Прошу вызвать меня на допрос.
Ванилкин.
– Вот видите, Комаров, а вы волновались. Продолжайте в том же духе! – И полковник, бросив очередной неодобрительный взгляд на портрет актера Баниониса, вышел из кабинета.
Ванилкин зарос пуще прежнего, но сегодня он не кажется подавленным. Входит в кабинет решительно, на секунду останавливается на пороге, щурясь от яркого солнца. Нет, сегодня он не собирается молчать. Я прикидываюсь немного безразличным: пусть думает, что своим признанием в первую очередь помогает себе. Вообще-то, так оно и есть. Во всяком случае, в настоящий момент я так полагаю. И как это мы еще два дня назад могли с Вовкой прийти чуть ли не в отчаяние! Тогда казалось – впереди ни огонька, ни малейшего просвета. Сплошной мрак.
– Садитесь, Ванилкин! Мы получили ваше заявление и готовы выслушать, – говорю, а сам перебираю разные ненужные бумаги. Так, мне кажется, я выгляжу внушительнее: мол, занятый человек, других дел выше головы, а тут приходится тратить драгоценное время попусту. Ванилкин, конечно, ожидал другой встречи. Он снова чувствует неуверенность и начинает пальцем стирать невидимое пятно на зеленом сукне моего стола.
– Так я вас слушаю.
– Осознаю свою вину, желаю своим чистосердечным признанием...

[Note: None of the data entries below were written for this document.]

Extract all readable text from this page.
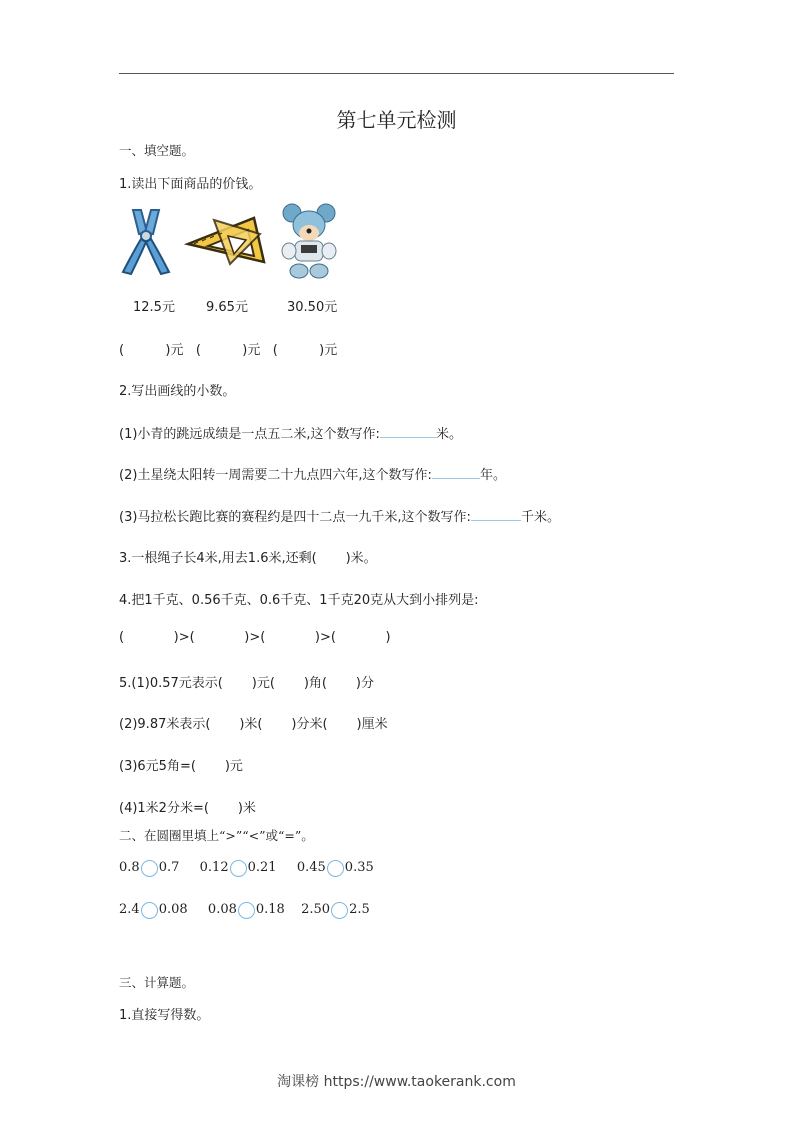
第七单元检测
一、填空题。
1.读出下面商品的价钱。
12.5元 9.65元	30.50元
(          )元   (          )元   (          )元
2.写出画线的小数。
(1)小青的跳远成绩是一点五二米,这个数写作:	米。
(2)土星绕太阳转一周需要二十九点四六年,这个数写作:	年。
(3)马拉松长跑比赛的赛程约是四十二点一九千米,这个数写作:	千米。
3.一根绳子长4米,用去1.6米,还剩(       )米。
4.把1千克、0.56千克、0.6千克、1千克20克从大到小排列是:
(            )>(            )>(            )>(            )
5.(1)0.57元表示(       )元(       )角(       )分
(2)9.87米表示(       )米(       )分米(       )厘米
(3)6元5角=(       )元
(4)1米2分米=(       )米
二、在圆圈里填上“>”“<”或“=”。
0.8 0.7 0.12 0.21 0.45 0.35
2.4 0.08 0.08 0.18 2.50 2.5
三、计算题。
1.直接写得数。
淘课榜 https://www.taokerank.com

– Это вы уже написали в заявлении. Продолжайте.
– Не один я воровал это проклятое золото. Все Костька! Кругом он виноват... Пришел однажды и говорит, вечером дело было: «Дурак ты, – это он мне, – все думаешь, где бы грошей заработать побольше, чтобы к себе в Подольск принцем приехать. А сам по деньгам ходишь. У тебя ж под ногами все золото Колымы и Чукотки». А я ему и правда жаловался, что денег маловато зарабатываю...
– Не так уж мало, Александр Власович, в месяц до четырехсот рублей выходило. Вот у нас справка из бухгалтерии имеется.
– Так, гражданин следователь, разве их когда хватает? Всегда кажется, что мало. А Костька говорит: «Охота тебе ишачить по пятнадцать часов в сутки, когда можешь денежки запросто лопатой загребать». Ну а потом он обрисовал свой план. Мне, значит, надо было только не зевать и во время демонтажа гидроэлеваторов прятать металл...
– Это вы уже показывали.
– Так это же правда, гражданин следователь... А все остальное, как ее – реали-за-цию... – Ванилкин подчеркнуто выговаривает это слово, – Константин брал на себя. «Нужных людей, говорит, в столице пруд пруди! Сбыть «рыжье» – пара пустяков!»
– И вы согласились?
– Ну а как же не согласиться? Риска-то, мне думалось, никакого. Так мне Костька внушил. Дурак был, конечно, что поверил... А как там сейчас Нинка? Небось уже все знает про меня?
– Об этом мы поговорим позже. А пока продолжайте.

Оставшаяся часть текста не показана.